Willensstark, Kälte & Egoistisch Ich war nie jemand der schnell kleinbeigab. Gut, mein Vater ist wohl einer der wenigen Menschen die mich halbwegs beugen konnten, aber trotzdem versuchte ich mich immer wieder zu wiedersetzen. Ich habe einen starken willen.  Wenn ich etwas will hole ich es mir und meistens ist es mir egal ob ich jemanden dabei verletzte. Es ist zwar unschön zu sagen aber ich bin egoistisch. Ich denke immer erst an meine eigene Haut. Ich bin zwar niemand der jemand anderes Grundlos quält, aber zum Feind sollte man mich besser auch nicht haben.
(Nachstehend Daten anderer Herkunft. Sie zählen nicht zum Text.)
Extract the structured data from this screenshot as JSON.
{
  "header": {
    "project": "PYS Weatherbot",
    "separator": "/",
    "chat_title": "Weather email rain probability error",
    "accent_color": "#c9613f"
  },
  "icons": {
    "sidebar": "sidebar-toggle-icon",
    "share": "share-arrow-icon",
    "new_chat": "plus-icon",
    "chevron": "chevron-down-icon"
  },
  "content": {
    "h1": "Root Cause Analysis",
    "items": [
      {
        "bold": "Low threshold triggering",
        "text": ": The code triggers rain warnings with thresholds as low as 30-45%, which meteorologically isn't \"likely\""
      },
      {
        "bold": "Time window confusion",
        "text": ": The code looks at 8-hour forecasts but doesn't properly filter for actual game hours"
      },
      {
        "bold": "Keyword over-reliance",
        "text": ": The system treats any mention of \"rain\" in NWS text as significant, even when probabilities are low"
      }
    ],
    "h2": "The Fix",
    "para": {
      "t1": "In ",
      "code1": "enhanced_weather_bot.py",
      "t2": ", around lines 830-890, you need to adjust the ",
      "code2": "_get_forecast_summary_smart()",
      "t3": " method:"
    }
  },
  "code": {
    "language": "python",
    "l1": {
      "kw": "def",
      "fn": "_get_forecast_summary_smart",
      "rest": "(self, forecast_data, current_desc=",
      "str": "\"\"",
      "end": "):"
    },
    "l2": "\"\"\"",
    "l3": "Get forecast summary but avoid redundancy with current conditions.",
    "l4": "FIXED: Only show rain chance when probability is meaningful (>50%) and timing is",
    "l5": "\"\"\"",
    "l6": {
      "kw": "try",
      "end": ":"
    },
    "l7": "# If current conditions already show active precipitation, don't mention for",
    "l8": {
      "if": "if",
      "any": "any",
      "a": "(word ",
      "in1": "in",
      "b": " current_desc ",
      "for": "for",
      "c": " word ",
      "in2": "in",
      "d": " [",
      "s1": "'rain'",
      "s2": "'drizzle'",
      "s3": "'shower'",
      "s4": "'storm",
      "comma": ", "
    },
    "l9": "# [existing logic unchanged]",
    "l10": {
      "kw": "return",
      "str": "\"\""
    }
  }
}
Wenn ich genug Wut habe  kann ich verachtend und skrupellos sein. Unschuldigen würde ich zwar in den meisten Fällen nichts tun, aber wenn es triftige Gründe hätte würde ich auch solche Opfer bringen. Ich jammere nicht, aber mein Sturrkopf kann mich auch leicht zu Fall bringen und lässt mich schnell in Fallen tappen.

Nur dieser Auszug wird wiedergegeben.